>The serial number of the SOA record - usually in the format YYYYMMDDNN
>
>;       File Yourzonefile.db
>;       Information for this zone
>
>yourdomain.co.uk.  IN      SOA    ns.yourdomain.co.uk. 
>hostmaster.yourdomain.co.uk.  (
>                                       2007011601 ; Serial  <---- This
>                                       28800      ; Refresh
>                                       14400      ; Retry
>                                       3600000    ; Expire
>                                       14400 )    ; Minimum

In the US, ns1.yourdomain.com, and even the DNS for yourdomain.com of 
the registered hostname, doesn't even have to be operating.

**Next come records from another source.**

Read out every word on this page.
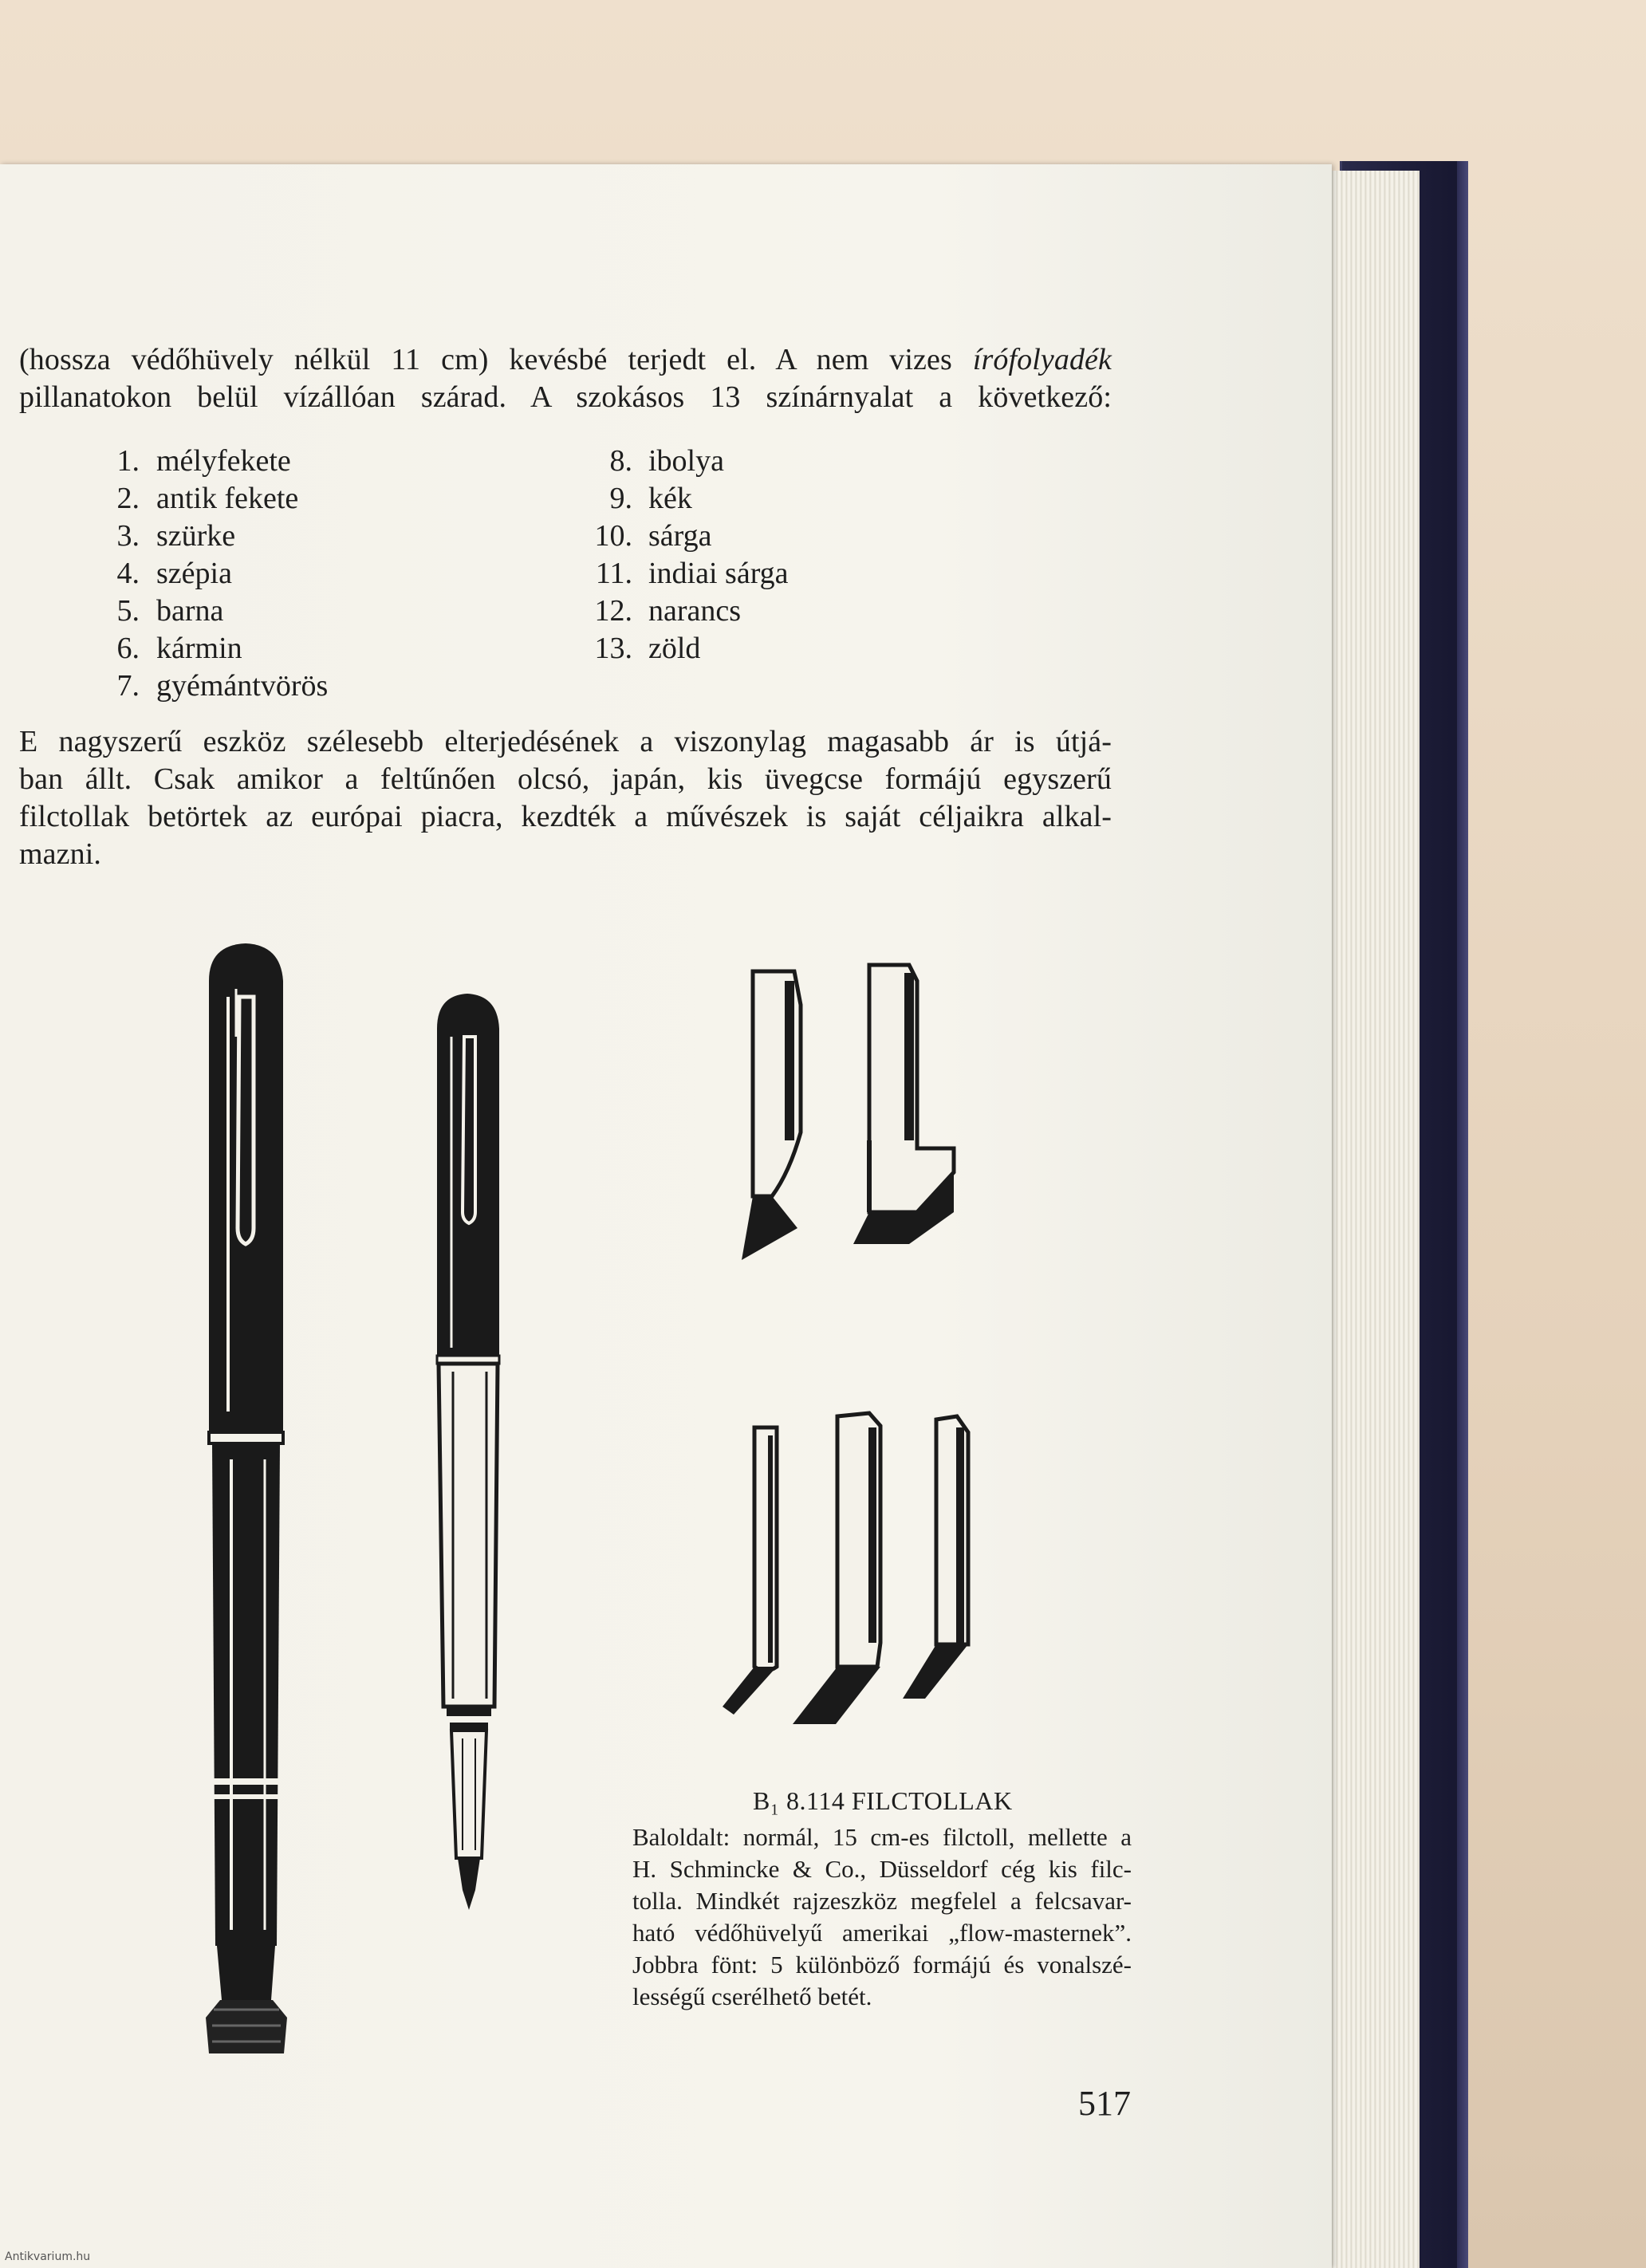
(hossza védőhüvely nélkül 11 cm) kevésbé terjedt el. A nem vizes írófolyadék
pillanatokon belül vízállóan szárad. A szokásos 13 színárnyalat a következő:
1. mélyfekete
2. antik fekete
3. szürke
4. szépia
5. barna
6. kármin
7. gyémántvörös
8. ibolya
9. kék
10. sárga
11. indiai sárga
12. narancs
13. zöld
E nagyszerű eszköz szélesebb elterjedésének a viszonylag magasabb ár is útjá-
ban állt. Csak amikor a feltűnően olcsó, japán, kis üvegcse formájú egyszerű
filctollak betörtek az európai piacra, kezdték a művészek is saját céljaikra alkal-
mazni.
B₁ 8.114 FILCTOLLAK
Baloldalt: normál, 15 cm-es filctoll, mellette a
H. Schmincke & Co., Düsseldorf cég kis filc-
tolla. Mindkét rajzeszköz megfelel a felcsavar-
ható védőhüvelyű amerikai „flow-masternek”.
Jobbra fönt: 5 különböző formájú és vonalszé-
lességű cserélhető betét.
517
Antikvarium.hu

ns1.yourdomain.com A ip.ad.re.ss

... is entered by the someone authoritative for yourdomain.com into 
the system, it gets published into the whois database, and then sent 
to the *.gTLDservrs.net.  End of story.

I understand what you are saying from your experience in UK, because 
the French NIC does the same kind of, and much more, verification of 
the yourdomain.fr and ns1.youdomain.fr, and of all new anydomain.fr 
(eg, DNS's of only .fr ISPs officially registered/approved/verified 
with France NIC can host .fr domains (at least it used to be that 
way).  But none of the that closed-loop, end-to-end verification is 
done in the US, where it's totally open loop.